It is much to be regretted that the scientific men in Java, instead of exerting all their skill and talent in the work of cultivating C. Calisaya and C. lancifolia, of the value of which there is no doubt, should have filled the forests of Java with a kind which from the first was known to be of very doubtful value, was unknown in commerce, and the cultivation of which will, it is to be feared, only end in loss and disappointment.
The valuable species were found to be much more tender, and more sensitive to external unfavourable influences, than the C. Pahudiana; the latter was therefore propagated rapidly, and unwisely allowed to outstrip the other kinds in the race, and the consequence has been that it has gained an immense preponderance. Thus, so far as valuable species of chinchona-plants are concerned, the Dutch experiment in Java has been attended by a very small measure of success. After three years the Dutch gardeners only had forty plants of valuable species in Java, and after six years they had only increased their stock to seven thousand plants. It will presently be seen that far greater results were attained in India within eighteen months of the first introduction of the chinchona-plants.

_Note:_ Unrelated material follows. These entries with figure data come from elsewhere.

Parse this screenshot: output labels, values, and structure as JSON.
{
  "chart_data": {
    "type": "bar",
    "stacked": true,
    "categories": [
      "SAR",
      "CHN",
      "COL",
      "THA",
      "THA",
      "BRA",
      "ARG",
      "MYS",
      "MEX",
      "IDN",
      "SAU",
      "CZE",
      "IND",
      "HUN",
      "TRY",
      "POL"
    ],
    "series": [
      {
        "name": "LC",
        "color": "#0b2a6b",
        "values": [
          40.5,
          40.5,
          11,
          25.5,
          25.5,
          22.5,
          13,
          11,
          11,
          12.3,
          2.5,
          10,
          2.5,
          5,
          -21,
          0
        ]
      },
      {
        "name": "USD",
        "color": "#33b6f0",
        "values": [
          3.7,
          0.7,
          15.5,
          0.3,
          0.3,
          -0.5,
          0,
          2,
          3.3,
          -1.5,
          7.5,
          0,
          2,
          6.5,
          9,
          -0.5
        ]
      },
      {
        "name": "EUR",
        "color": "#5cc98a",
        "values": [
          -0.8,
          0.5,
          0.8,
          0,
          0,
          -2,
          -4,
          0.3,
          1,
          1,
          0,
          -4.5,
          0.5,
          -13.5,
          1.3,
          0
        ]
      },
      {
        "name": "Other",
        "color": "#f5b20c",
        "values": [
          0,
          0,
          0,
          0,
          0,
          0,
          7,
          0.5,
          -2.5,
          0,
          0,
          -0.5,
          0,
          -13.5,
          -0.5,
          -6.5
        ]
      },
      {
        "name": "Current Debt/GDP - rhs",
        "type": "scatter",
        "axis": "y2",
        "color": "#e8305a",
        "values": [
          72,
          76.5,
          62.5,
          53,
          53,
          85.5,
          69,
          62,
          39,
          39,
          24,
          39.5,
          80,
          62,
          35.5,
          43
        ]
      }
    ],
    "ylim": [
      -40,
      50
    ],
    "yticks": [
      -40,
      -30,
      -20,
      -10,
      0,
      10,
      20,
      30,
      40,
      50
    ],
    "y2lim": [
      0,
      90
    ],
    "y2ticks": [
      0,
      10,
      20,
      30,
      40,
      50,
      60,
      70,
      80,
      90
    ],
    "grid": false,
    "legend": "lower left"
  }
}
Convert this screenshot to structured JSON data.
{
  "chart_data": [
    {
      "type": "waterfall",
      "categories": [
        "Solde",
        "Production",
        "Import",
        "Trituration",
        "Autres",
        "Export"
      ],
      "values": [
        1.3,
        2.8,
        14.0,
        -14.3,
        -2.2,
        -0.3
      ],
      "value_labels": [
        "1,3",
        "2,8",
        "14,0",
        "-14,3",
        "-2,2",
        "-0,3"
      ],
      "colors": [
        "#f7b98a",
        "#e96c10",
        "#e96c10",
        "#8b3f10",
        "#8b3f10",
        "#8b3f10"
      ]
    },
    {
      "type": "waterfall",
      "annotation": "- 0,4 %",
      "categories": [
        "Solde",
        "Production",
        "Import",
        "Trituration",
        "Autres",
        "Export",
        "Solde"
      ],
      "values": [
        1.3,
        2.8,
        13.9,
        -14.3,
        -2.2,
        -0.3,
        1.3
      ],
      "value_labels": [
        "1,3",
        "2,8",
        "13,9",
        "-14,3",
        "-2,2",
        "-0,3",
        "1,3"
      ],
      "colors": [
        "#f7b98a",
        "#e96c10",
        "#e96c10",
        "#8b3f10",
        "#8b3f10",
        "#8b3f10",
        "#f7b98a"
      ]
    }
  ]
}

| 1857.[9] | December, | December, | ||
| At Tjibodas. | 1859.[112] | 1860.[113] | 1861. | |
| C. Calisaya | 37 | 3,201 | 7,316 | ? |
| C. lancifolia | 3 | 45 | 80 | ? |
| C. Pahudiana | 60 | 96,838 | 939,809 | Millions. |
Yet, so great are the difficulties of this most important undertaking, that, in spite of the comparative failure in Java, the highest praise and admiration are due both to M. Hasskarl and to his successors. They have devoted great ability, no ordinary amount of scientific knowledge, and untiring perseverance to this good work; and, now that they have received plants of other really valuable species from India, there is a prospect that the chinchona cultivation in Java may eventually attain such a measure of success as will entitle Dr. Junghuhn and Dr. de Vry to the gratitude of their countrymen.[114]
CHAPTER IV.
INTRODUCTION OF CHINCHONA-PLANTS INTO INDIA.
PRELIMINARY ARRANGEMENTS.
The distribution of valuable products of the vegetable kingdom amongst the nations of the earth—their introduction from countries where they are indigenous into distant lands with suitable soils and climates—is one of the greatest benefits that civilization has conferred upon mankind. Such measures ensure immediate material increase of comfort and profit, while their effects are more durable than the proudest monuments of engineering skill. With all their shortcomings, the Spaniards can point to vast plains covered with wheat and barley, to valleys waving with sugar-cane, and to hill-slopes enriched by vineyards and coffee-plantations, as the fruits of their conquest of South America. On the other hand, India owes to America the aloes which line the roads in Mysore, the delicious anonas, the arnotto-tree, the sumach, the capsicums so extensively used in native curries, the pimento, the papaw, the cassava which now forms the staple food of the people of Travancore, the potato, tobacco, Indian corn, pine-apples, American cotton, and lastly the chinchona: while the slopes of the Himalayas are enriched by tea-plantations, and the hills of Southern India are covered with rows of coffee-trees.